長井健司さん(APF通信社提供)
ミャンマーの最大都市ヤンゴンで反政府デモを取材していたジャーナリストの長井健司さん(当時50)が射殺されてから27日で10年。兵士に狙い撃ちされたとみられるが、当時の軍事政権の「流れ弾による事故」との説明は覆っていない。妹の小川典子さん(57)は今月、アウンサンスーチー国家顧問に手紙を書いた。(ヤンゴン=染田屋竜太)
「憎しみを抑えこみ、怒りを押し殺して、生きてきました」。長井さんの故郷、愛媛県今治市に暮らす典子さんは、スーチー氏への手紙にそうつづる。
長井さんは2007年9月27日、ヤンゴン中心部でデモの撮影中に射殺された。

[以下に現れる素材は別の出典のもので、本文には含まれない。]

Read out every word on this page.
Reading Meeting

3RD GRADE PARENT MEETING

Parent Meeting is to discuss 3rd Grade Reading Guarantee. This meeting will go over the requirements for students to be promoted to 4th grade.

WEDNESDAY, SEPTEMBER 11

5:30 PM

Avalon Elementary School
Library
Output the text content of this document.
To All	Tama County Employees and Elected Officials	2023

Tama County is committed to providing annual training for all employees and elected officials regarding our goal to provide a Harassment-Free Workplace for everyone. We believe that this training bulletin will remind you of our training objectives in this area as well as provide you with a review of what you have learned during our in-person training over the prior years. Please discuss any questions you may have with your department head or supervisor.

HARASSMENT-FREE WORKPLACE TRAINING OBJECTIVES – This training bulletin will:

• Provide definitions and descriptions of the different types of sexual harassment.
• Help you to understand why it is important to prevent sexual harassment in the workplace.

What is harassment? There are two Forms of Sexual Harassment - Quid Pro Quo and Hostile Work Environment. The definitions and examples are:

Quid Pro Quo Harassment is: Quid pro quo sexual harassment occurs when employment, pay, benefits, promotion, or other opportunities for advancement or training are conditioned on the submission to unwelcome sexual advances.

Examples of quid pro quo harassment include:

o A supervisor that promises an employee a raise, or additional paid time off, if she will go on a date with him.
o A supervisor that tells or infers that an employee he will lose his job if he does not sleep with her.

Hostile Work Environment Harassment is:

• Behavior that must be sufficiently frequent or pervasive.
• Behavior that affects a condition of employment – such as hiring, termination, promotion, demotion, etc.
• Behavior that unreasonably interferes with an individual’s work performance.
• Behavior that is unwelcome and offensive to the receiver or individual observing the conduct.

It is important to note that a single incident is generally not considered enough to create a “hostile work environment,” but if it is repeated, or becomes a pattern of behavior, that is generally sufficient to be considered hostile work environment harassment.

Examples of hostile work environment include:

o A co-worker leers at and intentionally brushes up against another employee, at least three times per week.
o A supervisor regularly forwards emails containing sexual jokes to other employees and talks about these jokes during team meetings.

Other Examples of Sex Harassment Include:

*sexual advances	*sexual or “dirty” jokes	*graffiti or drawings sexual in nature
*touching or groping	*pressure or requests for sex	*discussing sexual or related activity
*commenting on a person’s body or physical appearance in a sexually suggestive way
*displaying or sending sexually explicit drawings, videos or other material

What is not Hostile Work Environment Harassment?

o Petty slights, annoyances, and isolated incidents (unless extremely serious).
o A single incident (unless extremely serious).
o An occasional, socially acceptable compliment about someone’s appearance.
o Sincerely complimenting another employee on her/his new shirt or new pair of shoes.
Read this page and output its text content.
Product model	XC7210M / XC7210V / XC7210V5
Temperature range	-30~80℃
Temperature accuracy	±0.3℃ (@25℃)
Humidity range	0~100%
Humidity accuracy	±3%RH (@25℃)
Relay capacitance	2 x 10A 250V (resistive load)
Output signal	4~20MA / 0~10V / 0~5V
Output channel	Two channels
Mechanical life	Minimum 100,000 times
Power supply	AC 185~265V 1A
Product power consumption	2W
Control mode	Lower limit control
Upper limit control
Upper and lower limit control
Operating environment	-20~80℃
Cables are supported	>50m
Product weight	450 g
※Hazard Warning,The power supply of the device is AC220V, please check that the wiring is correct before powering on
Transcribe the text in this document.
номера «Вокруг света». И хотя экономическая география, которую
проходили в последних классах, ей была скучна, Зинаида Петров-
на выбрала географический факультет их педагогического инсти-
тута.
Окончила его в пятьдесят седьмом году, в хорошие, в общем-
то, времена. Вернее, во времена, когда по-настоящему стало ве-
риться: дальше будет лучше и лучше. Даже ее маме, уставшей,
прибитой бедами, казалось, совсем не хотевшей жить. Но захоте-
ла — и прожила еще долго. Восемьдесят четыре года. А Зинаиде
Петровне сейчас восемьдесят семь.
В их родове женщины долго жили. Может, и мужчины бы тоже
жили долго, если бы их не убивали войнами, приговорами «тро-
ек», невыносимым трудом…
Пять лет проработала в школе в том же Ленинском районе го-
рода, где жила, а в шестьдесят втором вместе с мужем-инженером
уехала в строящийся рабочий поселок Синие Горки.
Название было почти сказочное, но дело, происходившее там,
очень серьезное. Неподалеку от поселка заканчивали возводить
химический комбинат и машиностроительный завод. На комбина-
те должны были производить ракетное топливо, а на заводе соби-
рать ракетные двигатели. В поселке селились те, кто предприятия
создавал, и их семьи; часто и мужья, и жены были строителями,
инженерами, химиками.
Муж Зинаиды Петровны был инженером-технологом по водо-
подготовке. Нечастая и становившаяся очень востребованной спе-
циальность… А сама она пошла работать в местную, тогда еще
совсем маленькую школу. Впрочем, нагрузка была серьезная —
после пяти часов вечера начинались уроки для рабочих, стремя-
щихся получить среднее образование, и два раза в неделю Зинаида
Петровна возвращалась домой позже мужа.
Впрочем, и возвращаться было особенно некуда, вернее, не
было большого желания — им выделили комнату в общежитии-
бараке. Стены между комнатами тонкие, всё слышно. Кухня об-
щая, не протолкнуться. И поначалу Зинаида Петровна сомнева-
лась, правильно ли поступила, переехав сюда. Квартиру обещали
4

軍政は日本政府などに「数十メートル先で発射された流れ弾による事故」とし、ミャンマー側から遺族への謝罪はなされていない。長井さんが撃たれた際、右手に持っていたビデオカメラの返還も、「所在が確認できない」(軍政)として実現していない。
しかし、射殺される瞬間を撮影したメディア「ビルマ民主の声(DVB)」の映像では、背後から至近距離で兵士に撃たれたように見える。関係者によると、日本で行われた遺体の司法解剖でも「数メートル以内の距離で、ライフル銃で水平に撃たれた」と判断された。当時、現場にいたという警察公安部の男性も「目の前で兵士が撃ったのを見た」と朝日新聞に語った。
16年3月、民主化運動の指導者スーチー氏率いる国民民主連盟(NLD)が政権交代を果たし、典子さんらは「事態が動くのでは」と期待した。しかし、日本の外務省から、新政権は国民和解を優先し、軍政時代の責任を追及しない姿勢だと知らされた。
長井さんの両親は、「遺族が現場を訪れれば、『事故だ』というミャンマー政府の主張を覆せないまま、事件に区切りがつけられてしまう」と、ヤンゴンを訪れないまま、2人とも4年前に亡くなった。
典子さんは「スーチーさんは経緯を知らないだけではないか」と思い、手紙をしたためることにした。手紙では、「兄はミャンマーの惨状を知り、世界中に知らせなければと思い入国した」と説明。ミャンマーで改革が進んだこの10年について、「日本企業が続々と進出していく一方で、遺族からすれば何の事態の進展もなく過ぎた」と記した。
典子さんも今となっては犯人捜しや軍を責め立てるのは難しいと感じる。手紙では「ならば。せめて。あの時に何があったのか、事実を明らかに」と訴えた。